Figure 2: Results of calibration (AUC-mean) and accuracy (mean@16) for CAPO and baselines on Qwen2.5-Math-7B across six test benchmarks.
CAPO achieves up to 15% AUC improvement over GRPO in 1.5B-scale models and up to 25% improvement in 7B-scale models, with accuracy comparable to or exceeding GRPO, particularly on AIME 2024/2025 and Minerva datasets. Notably, methods like SimKO, while improving ranking, suffer sharp accuracy drops, underscoring the necessity of joint optimization.

Figure 3: Precision-Coverage curves for CAPO and baselines on Qwen2.5-Math-1.5B (left) and 7B (right), demonstrating Pareto-optimal trade-offs for hallucination mitigation.
CAPO establishes a Pareto-optimal precision–coverage curve, outperforming GRPO and GSPO in reliable abstention scenarios, which is crucial for high-risk deployments. Moreover, when used in downstream inference-time scaling tasks, CAPO achieves up to 5% accuracy increment over GRPO, demonstrating improved utility of calibrated confidence scores for response aggregation.

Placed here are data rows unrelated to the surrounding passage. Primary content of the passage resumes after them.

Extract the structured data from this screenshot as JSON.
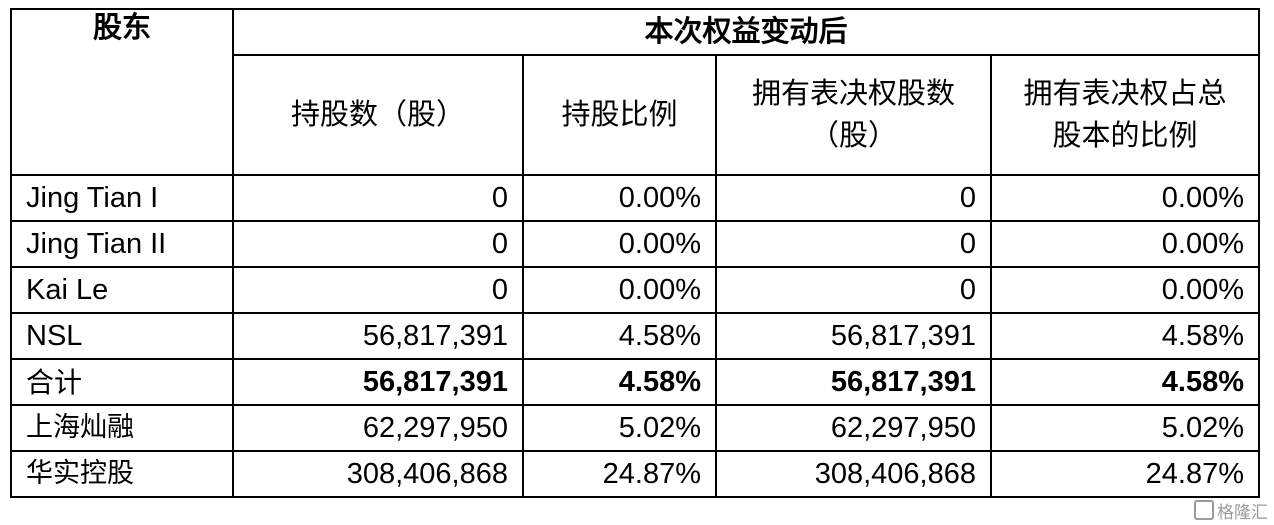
{
  "table": {
    "header": {
      "shareholder": "股东",
      "group_title": "本次权益变动后",
      "columns": [
        "持股数（股）",
        "持股比例",
        "拥有表决权股数（股）",
        "拥有表决权占总股本的比例"
      ]
    },
    "rows": [
      {
        "name": "Jing Tian I",
        "shares": "0",
        "ratio": "0.00%",
        "voting_shares": "0",
        "voting_ratio": "0.00%"
      },
      {
        "name": "Jing Tian II",
        "shares": "0",
        "ratio": "0.00%",
        "voting_shares": "0",
        "voting_ratio": "0.00%"
      },
      {
        "name": "Kai Le",
        "shares": "0",
        "ratio": "0.00%",
        "voting_shares": "0",
        "voting_ratio": "0.00%"
      },
      {
        "name": "NSL",
        "shares": "56,817,391",
        "ratio": "4.58%",
        "voting_shares": "56,817,391",
        "voting_ratio": "4.58%"
      },
      {
        "name": "合计",
        "shares": "56,817,391",
        "ratio": "4.58%",
        "voting_shares": "56,817,391",
        "voting_ratio": "4.58%"
      },
      {
        "name": "上海灿融",
        "shares": "62,297,950",
        "ratio": "5.02%",
        "voting_shares": "62,297,950",
        "voting_ratio": "5.02%"
      },
      {
        "name": "华实控股",
        "shares": "308,406,868",
        "ratio": "24.87%",
        "voting_shares": "308,406,868",
        "voting_ratio": "24.87%"
      }
    ]
  },
  "watermark": "格隆汇"
}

Figure 4: Results of calibration (AUC-mean) and accuracy (mean@16) for CAPO and baselines on Qwen2.5-Math-1.5B across six test benchmarks.

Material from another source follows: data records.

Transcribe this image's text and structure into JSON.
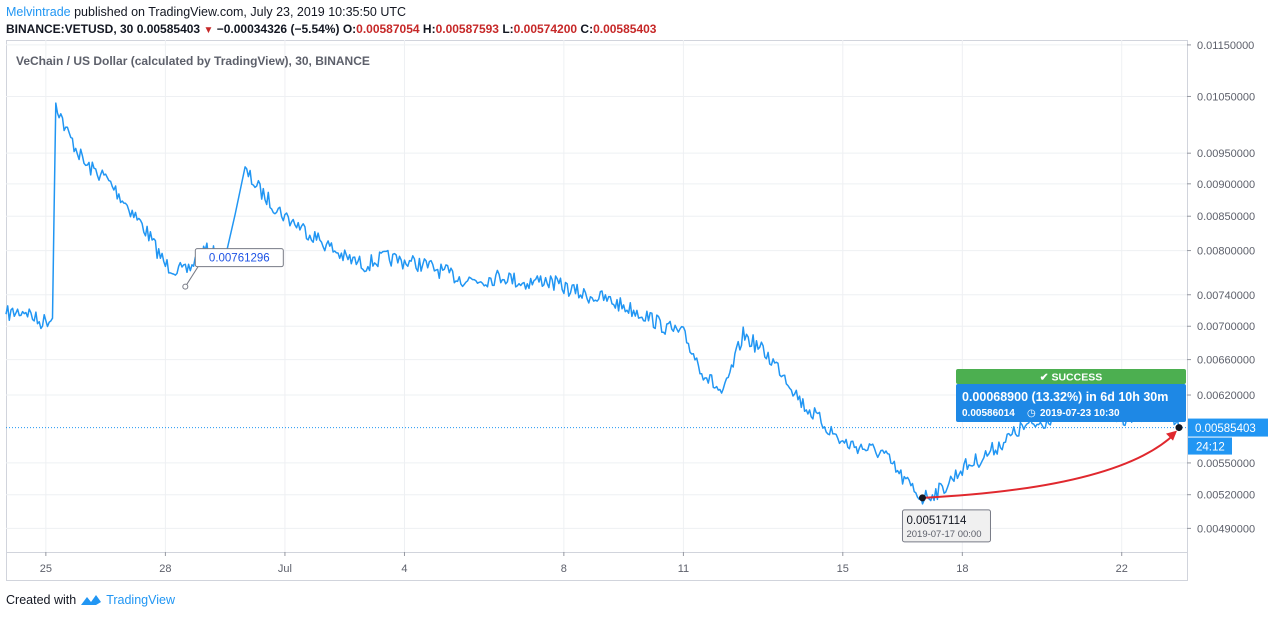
{
  "header": {
    "author": "Melvintrade",
    "publish_text": "published on TradingView.com, July 23, 2019 10:35:50 UTC",
    "symbol": "BINANCE:VETUSD, 30",
    "last": "0.00585403",
    "change": "−0.00034326 (−5.54%)",
    "o_label": "O:",
    "o_value": "0.00587054",
    "h_label": "H:",
    "h_value": "0.00587593",
    "l_label": "L:",
    "l_value": "0.00574200",
    "c_label": "C:",
    "c_value": "0.00585403"
  },
  "footer": {
    "created_with": "Created with",
    "brand": "TradingView"
  },
  "colors": {
    "line": "#2196f3",
    "grid": "#eef0f3",
    "axis": "#5d606b",
    "down": "#c62828",
    "success": "#4caf50",
    "callout": "#1e88e5",
    "arrow": "#e0282e"
  },
  "chart_data": {
    "type": "line",
    "title": "VeChain / US Dollar (calculated by TradingView), 30, BINANCE",
    "scale": "log",
    "x_ticks": [
      "25",
      "28",
      "Jul",
      "4",
      "8",
      "11",
      "15",
      "18",
      "22"
    ],
    "y_ticks": [
      "0.01150000",
      "0.01050000",
      "0.00950000",
      "0.00900000",
      "0.00850000",
      "0.00800000",
      "0.00740000",
      "0.00700000",
      "0.00660000",
      "0.00620000",
      "0.00550000",
      "0.00520000",
      "0.00490000"
    ],
    "ylim": [
      0.0047,
      0.0116
    ],
    "series": [
      {
        "x": [
          "2019-06-24 00:00",
          "2019-06-24 12:00",
          "2019-06-24 20:00",
          "2019-06-25 04:00",
          "2019-06-25 06:00",
          "2019-06-25 12:00",
          "2019-06-26 00:00",
          "2019-06-26 12:00",
          "2019-06-27 00:00",
          "2019-06-27 12:00",
          "2019-06-28 00:00",
          "2019-06-28 12:00",
          "2019-06-29 00:00",
          "2019-06-29 12:00",
          "2019-06-30 00:00",
          "2019-06-30 12:00",
          "2019-07-01 00:00",
          "2019-07-01 12:00",
          "2019-07-02 00:00",
          "2019-07-02 12:00",
          "2019-07-03 00:00",
          "2019-07-03 12:00",
          "2019-07-04 00:00",
          "2019-07-04 12:00",
          "2019-07-05 00:00",
          "2019-07-05 12:00",
          "2019-07-06 00:00",
          "2019-07-06 12:00",
          "2019-07-07 00:00",
          "2019-07-07 12:00",
          "2019-07-08 00:00",
          "2019-07-08 12:00",
          "2019-07-09 00:00",
          "2019-07-09 12:00",
          "2019-07-10 00:00",
          "2019-07-10 12:00",
          "2019-07-11 00:00",
          "2019-07-11 12:00",
          "2019-07-12 00:00",
          "2019-07-12 12:00",
          "2019-07-13 00:00",
          "2019-07-13 12:00",
          "2019-07-14 00:00",
          "2019-07-14 12:00",
          "2019-07-15 00:00",
          "2019-07-15 12:00",
          "2019-07-16 00:00",
          "2019-07-16 12:00",
          "2019-07-17 00:00",
          "2019-07-17 12:00",
          "2019-07-18 00:00",
          "2019-07-18 12:00",
          "2019-07-19 00:00",
          "2019-07-19 12:00",
          "2019-07-20 00:00",
          "2019-07-20 12:00",
          "2019-07-21 00:00",
          "2019-07-21 12:00",
          "2019-07-22 00:00",
          "2019-07-22 12:00",
          "2019-07-23 00:00",
          "2019-07-23 10:30"
        ],
        "y": [
          0.00715,
          0.0072,
          0.00705,
          0.0071,
          0.0104,
          0.0099,
          0.0093,
          0.0091,
          0.0087,
          0.0083,
          0.0078,
          0.0077,
          0.008,
          0.0079,
          0.0092,
          0.0088,
          0.0085,
          0.0083,
          0.0081,
          0.0079,
          0.0078,
          0.0079,
          0.00785,
          0.0078,
          0.0077,
          0.0076,
          0.0076,
          0.00765,
          0.00755,
          0.0076,
          0.0075,
          0.0074,
          0.00735,
          0.00725,
          0.00715,
          0.007,
          0.0069,
          0.00645,
          0.0062,
          0.0069,
          0.0067,
          0.00645,
          0.0061,
          0.0059,
          0.0057,
          0.00565,
          0.0056,
          0.00535,
          0.00517,
          0.00525,
          0.00545,
          0.00555,
          0.0057,
          0.00585,
          0.0059,
          0.00605,
          0.0061,
          0.006,
          0.00595,
          0.006,
          0.00605,
          0.00585403
        ]
      }
    ],
    "annotations": {
      "price_note": {
        "text": "0.00761296",
        "x": "2019-06-28 12:00",
        "y": 0.00761296
      },
      "low_note": {
        "price": "0.00517114",
        "time": "2019-07-17 00:00",
        "x": "2019-07-17 00:00",
        "y": 0.00517114
      },
      "end_point": {
        "x": "2019-07-23 10:30",
        "y": 0.00585403
      },
      "result": {
        "badge": "✔ SUCCESS",
        "main": "0.00068900 (13.32%)  in 6d 10h 30m",
        "sub_price": "0.00586014",
        "sub_time": "2019-07-23   10:30"
      },
      "last_label": "0.00585403",
      "countdown": "24:12"
    }
  }
}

Algorithmic Stability and Ablation Studies
CAPO exhibits stable learning dynamics; calibration improves monotonically during training, unlike GRPO/GSPO, which undergo persistent calibration collapse. Hyperparameter ablation (e.g., surrogate temperature Ï„, masking thresholds) confirms robust performance, with the masking mechanism critical for preventing early entropy stagnation and maximizing accuracy gains.
Practical and Theoretical Implications
CAPO makes a strong case for theoretically grounded RL policy optimization in reasoning LLMs. The blend of consistent AUC surrogate and noise masking yields models that are both accurate and trustworthy, a duality difficult to achieve with prior methods. This paradigm will likely inform training objectives for broader reasoning tasks beyond mathematical QA, including logical inference, commonsense reasoning, and automated evaluation pipelines.

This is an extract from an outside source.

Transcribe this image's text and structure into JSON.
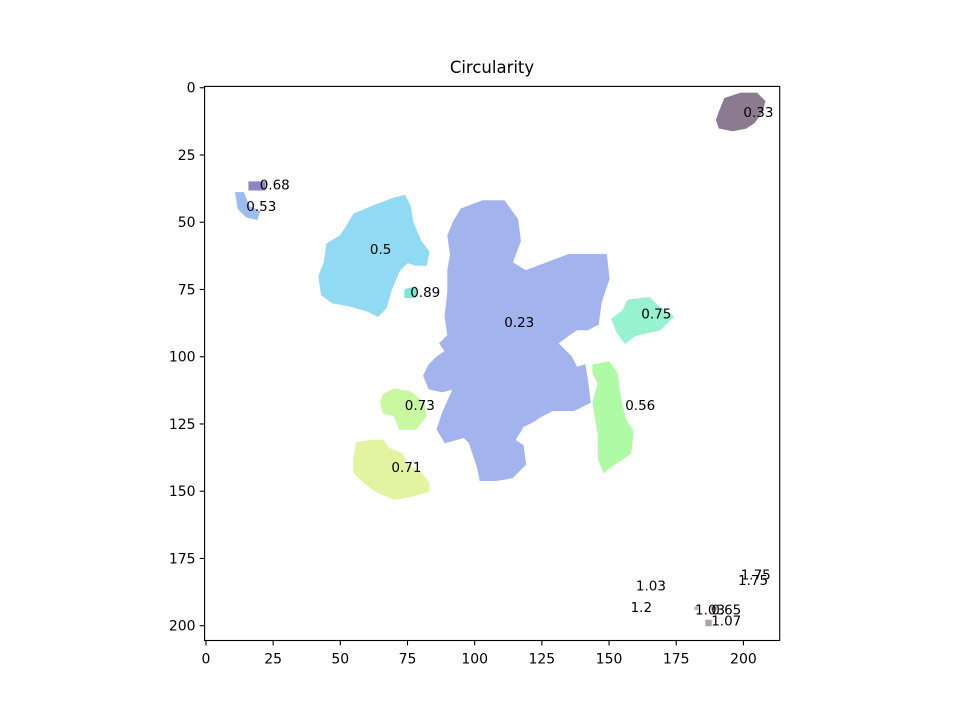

From a theoretical perspective, the work advances understanding of calibration failures in reward-based RL, clarifies surrogate loss design requirements, and demonstrates regret bounds on calibration-aware optimization. The practical implication is calibrated LLMs with reliable abstention and precision, significantly reducing hallucination risk.
Future Outlook
The proposed framework is extensible to more complex tasks—logical puzzles, commonsense, and open-domain QA—where calibration is equally essential. Integration of calibration-aware policy optimization with multi-agent reasoning, dynamic task routing, and self-consistency ensembles promises further gains in both performance and interpretability of LLMs. CAPO's design also provides a template for optimization objectives in RLHF settings where trustworthiness matters.
Conclusion
"Calibration-Aware Policy Optimization for Reasoning LLMs" delineates the theoretical limitations of reward-only RL objectives with respect to calibration and demonstrates a provably consistent alternative with strong empirical merit. CAPO jointly optimizes accuracy and calibration, resulting in enhanced precision, coverage, and downstream utility for reasoning LLMs. This approach sets an important precedent for principled objective design in RL-fine-tuned LLMs.